‘Pow-Wow: Charting the Fault Lines in the American Experience -- Two Centuries of Short Fiction,’ co-edited by Ishmael Reed and Carla Blank
Ishmael Reed has made a career of taking the canon and blowing it into smithereens. Poet, essayist, novelist (“Mumbo Jumbo,” “The Free-Lance Pallbearers”), the Oakland resident co-founded the Before Columbus Foundation in 1976, with the intention of shifting society’s focus to work from outside its white center; “American literature in the last decade of this century is more than a mainstream,” he wrote in 1992. “[It] is an ocean.”
That ocean is in full force in Reed’s latest project (co-edited with Carla Blank), “Pow-Wow: Charting the Fault Lines in the American Experience -- Short Fiction From Then to Now” (Da Capo: 504 pp., $35).

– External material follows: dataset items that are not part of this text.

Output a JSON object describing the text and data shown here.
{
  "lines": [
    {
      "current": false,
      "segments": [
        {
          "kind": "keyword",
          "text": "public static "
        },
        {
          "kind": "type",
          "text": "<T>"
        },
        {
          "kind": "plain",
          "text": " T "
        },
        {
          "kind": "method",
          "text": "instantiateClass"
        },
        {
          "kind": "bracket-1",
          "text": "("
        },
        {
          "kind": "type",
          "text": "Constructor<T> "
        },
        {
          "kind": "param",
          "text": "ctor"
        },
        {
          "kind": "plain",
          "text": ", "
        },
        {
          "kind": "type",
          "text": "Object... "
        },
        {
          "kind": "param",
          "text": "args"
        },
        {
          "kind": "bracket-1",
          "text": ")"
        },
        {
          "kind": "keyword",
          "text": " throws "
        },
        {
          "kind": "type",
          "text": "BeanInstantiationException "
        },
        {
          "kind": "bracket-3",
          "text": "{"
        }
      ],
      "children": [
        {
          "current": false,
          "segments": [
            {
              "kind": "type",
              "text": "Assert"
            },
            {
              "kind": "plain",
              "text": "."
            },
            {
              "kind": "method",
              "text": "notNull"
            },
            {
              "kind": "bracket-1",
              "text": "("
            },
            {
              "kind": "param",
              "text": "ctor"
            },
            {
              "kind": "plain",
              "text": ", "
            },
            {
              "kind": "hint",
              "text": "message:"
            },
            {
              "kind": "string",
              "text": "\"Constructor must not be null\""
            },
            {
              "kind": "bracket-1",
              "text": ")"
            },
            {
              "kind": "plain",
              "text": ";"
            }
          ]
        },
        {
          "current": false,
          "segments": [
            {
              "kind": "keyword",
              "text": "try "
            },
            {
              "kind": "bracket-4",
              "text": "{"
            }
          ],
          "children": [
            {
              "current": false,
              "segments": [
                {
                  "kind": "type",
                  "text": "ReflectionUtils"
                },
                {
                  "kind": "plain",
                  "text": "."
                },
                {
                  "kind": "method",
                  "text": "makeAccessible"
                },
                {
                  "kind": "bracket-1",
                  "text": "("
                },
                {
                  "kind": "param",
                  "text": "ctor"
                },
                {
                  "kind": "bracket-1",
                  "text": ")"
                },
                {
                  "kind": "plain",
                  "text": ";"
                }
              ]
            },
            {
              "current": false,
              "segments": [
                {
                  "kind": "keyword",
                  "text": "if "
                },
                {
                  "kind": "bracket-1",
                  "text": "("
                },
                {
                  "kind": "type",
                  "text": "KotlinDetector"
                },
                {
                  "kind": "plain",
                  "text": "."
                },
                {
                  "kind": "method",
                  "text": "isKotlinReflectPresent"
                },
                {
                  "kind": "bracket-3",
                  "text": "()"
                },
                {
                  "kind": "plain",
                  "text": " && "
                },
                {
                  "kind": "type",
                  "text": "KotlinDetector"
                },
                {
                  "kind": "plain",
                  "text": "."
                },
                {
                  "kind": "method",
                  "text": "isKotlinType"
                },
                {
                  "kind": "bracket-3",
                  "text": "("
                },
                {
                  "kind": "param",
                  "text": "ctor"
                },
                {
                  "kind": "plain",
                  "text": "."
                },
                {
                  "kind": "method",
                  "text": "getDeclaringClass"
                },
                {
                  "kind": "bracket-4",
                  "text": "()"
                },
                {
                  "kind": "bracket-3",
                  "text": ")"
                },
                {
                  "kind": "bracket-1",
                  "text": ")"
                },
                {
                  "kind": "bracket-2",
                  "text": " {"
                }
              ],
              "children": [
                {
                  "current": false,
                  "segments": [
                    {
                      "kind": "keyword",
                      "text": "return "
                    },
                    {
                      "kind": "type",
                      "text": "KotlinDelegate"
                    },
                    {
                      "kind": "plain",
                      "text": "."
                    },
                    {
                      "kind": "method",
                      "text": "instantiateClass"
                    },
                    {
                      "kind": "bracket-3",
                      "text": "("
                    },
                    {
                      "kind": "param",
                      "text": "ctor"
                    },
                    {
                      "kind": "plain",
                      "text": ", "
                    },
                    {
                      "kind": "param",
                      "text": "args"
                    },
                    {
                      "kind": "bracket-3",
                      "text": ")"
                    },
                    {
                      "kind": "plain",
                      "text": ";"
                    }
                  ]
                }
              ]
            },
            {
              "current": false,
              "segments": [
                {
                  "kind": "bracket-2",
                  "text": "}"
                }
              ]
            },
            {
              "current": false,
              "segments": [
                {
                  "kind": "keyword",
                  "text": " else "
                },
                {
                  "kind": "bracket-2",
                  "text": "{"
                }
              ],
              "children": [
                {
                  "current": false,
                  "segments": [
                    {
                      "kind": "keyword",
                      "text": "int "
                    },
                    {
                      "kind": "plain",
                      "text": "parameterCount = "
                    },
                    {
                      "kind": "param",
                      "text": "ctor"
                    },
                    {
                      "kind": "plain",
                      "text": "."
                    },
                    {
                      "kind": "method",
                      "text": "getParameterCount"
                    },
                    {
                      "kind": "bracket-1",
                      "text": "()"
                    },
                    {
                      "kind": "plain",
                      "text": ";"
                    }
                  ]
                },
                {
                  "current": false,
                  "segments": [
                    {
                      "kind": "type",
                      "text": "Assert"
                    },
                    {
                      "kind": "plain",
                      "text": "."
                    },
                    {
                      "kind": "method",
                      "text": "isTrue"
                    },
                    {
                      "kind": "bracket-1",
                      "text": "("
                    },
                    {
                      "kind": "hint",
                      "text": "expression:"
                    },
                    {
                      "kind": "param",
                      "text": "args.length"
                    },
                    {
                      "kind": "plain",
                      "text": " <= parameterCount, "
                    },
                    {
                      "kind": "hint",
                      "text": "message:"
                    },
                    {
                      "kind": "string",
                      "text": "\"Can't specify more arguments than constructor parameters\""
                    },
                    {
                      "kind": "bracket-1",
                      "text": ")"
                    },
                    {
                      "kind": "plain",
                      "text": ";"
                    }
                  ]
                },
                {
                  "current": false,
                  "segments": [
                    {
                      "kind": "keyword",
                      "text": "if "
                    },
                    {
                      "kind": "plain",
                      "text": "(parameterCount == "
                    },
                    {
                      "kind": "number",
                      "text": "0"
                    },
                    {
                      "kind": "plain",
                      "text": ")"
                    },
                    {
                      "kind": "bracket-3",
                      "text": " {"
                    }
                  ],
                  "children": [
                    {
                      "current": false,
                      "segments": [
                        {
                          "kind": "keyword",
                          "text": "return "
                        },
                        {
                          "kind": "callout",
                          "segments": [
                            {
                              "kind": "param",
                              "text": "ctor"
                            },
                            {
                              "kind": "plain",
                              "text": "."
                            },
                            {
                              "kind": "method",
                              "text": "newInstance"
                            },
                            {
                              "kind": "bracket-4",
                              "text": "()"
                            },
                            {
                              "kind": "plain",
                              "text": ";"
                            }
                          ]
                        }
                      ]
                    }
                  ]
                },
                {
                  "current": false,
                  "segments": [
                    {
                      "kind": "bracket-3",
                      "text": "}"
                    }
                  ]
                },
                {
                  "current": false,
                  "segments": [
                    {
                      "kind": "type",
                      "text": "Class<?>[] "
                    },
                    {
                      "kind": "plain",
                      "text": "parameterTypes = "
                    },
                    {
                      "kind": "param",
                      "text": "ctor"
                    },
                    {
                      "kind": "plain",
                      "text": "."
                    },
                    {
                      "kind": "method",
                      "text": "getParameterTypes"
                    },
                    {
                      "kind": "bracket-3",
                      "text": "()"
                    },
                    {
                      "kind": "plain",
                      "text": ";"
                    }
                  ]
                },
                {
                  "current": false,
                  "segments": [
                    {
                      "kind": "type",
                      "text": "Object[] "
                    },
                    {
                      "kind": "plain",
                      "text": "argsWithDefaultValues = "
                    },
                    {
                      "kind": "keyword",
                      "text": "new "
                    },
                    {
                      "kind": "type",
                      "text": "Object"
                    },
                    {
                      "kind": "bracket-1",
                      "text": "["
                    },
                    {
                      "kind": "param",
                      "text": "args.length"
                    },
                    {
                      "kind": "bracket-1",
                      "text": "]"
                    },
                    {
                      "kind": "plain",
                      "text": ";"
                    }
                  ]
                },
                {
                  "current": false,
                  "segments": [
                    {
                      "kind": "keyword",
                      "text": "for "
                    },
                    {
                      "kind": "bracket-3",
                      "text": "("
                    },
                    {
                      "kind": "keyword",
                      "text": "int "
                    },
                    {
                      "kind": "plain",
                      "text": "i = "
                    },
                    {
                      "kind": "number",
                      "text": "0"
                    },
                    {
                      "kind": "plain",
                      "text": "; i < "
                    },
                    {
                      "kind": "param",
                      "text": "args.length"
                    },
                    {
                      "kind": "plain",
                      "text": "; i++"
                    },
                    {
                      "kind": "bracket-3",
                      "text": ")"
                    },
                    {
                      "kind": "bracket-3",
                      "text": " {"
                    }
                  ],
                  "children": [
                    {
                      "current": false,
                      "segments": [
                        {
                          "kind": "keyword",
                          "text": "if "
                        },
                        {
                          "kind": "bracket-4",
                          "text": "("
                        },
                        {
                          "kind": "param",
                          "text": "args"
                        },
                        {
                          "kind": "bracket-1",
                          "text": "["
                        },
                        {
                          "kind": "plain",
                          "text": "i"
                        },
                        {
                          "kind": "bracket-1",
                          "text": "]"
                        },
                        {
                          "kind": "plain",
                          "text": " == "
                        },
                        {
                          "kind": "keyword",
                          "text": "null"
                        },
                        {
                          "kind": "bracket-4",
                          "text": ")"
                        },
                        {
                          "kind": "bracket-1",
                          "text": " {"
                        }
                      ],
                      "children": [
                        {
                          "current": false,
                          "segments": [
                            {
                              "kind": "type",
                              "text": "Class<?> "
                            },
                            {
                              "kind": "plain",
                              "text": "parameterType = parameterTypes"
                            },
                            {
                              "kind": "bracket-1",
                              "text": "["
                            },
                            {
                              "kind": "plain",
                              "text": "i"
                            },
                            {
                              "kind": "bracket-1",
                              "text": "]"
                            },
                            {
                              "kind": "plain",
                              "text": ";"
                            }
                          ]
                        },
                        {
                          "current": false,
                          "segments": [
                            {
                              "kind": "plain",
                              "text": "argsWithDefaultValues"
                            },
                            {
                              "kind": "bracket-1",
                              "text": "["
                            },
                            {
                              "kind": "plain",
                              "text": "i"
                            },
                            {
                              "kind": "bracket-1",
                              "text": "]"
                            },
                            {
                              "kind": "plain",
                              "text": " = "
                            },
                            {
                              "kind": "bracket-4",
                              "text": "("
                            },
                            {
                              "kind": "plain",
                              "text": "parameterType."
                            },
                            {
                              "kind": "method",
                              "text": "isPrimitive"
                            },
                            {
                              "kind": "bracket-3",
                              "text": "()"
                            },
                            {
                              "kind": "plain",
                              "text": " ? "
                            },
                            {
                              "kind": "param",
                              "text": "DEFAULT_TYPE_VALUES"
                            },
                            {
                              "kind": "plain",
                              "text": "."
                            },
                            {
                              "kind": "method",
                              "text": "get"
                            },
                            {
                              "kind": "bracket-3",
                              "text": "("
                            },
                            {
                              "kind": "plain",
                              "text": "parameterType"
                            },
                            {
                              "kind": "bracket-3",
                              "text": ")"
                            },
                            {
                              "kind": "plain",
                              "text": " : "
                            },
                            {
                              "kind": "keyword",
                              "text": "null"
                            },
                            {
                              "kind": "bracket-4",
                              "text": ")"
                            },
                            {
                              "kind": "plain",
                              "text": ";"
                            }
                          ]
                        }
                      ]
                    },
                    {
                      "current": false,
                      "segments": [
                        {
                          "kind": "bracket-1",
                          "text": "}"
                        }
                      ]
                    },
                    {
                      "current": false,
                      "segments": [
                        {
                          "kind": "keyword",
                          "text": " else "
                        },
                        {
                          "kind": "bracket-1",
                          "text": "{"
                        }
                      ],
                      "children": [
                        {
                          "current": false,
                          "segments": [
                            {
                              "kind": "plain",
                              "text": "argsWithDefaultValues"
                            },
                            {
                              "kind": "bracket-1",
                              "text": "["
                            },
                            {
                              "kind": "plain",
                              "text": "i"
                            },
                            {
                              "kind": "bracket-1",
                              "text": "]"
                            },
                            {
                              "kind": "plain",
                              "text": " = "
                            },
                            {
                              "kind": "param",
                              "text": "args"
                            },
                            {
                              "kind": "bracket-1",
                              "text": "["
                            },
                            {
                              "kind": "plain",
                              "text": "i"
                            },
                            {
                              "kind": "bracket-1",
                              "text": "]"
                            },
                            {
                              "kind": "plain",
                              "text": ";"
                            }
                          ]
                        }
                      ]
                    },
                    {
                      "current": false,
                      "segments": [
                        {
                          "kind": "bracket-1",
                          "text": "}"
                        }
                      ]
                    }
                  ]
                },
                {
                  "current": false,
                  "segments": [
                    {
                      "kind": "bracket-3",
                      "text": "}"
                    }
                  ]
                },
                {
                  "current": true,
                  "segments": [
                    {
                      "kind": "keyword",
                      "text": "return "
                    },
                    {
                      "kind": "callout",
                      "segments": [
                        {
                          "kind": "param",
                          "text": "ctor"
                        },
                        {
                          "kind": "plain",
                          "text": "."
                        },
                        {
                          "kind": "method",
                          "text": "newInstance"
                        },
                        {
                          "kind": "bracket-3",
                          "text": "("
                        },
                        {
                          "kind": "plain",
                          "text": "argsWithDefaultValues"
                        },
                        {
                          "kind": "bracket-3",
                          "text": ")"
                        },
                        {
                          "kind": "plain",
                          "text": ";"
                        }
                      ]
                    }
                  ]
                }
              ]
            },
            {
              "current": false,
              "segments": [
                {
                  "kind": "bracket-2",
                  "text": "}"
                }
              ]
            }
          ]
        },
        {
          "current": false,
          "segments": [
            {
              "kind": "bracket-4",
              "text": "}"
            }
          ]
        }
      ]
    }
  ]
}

The idea, as the title suggests, is to create “a gathering of voices from the different American tribes.”
Broadly based and often surprising, this anthology features 63 writers, including local heroes Wanda Coleman and Russell Charles Leong, as well as Grace Paley, Chester Himes, Al Young and Cecil Brown. But it is when Reed goes wide that the book is at its best.
James T. Farrell’s “For White Men Only” records a fight between white and black youth on a Chicago beach; the blacks are rousted by the police, but the story ends with one of them declaring, pointedly, “[W]e’ll come back.”
Benjamin Franklin’s satirical “Sidi Mehemet Ibrahim on the Slave Trade” (written in 1790) uses the enslavement of white Christians by Arabs to mock the argument that African slaves were better off in America because they were exposed to the one true God.
Franklin may be the most unlikely contributor to this collection, but his presence is entirely appropriate, a metaphor for the entire book. “Pow-Wow” is big, diverse, messy, all over the place -- just like American literature itself.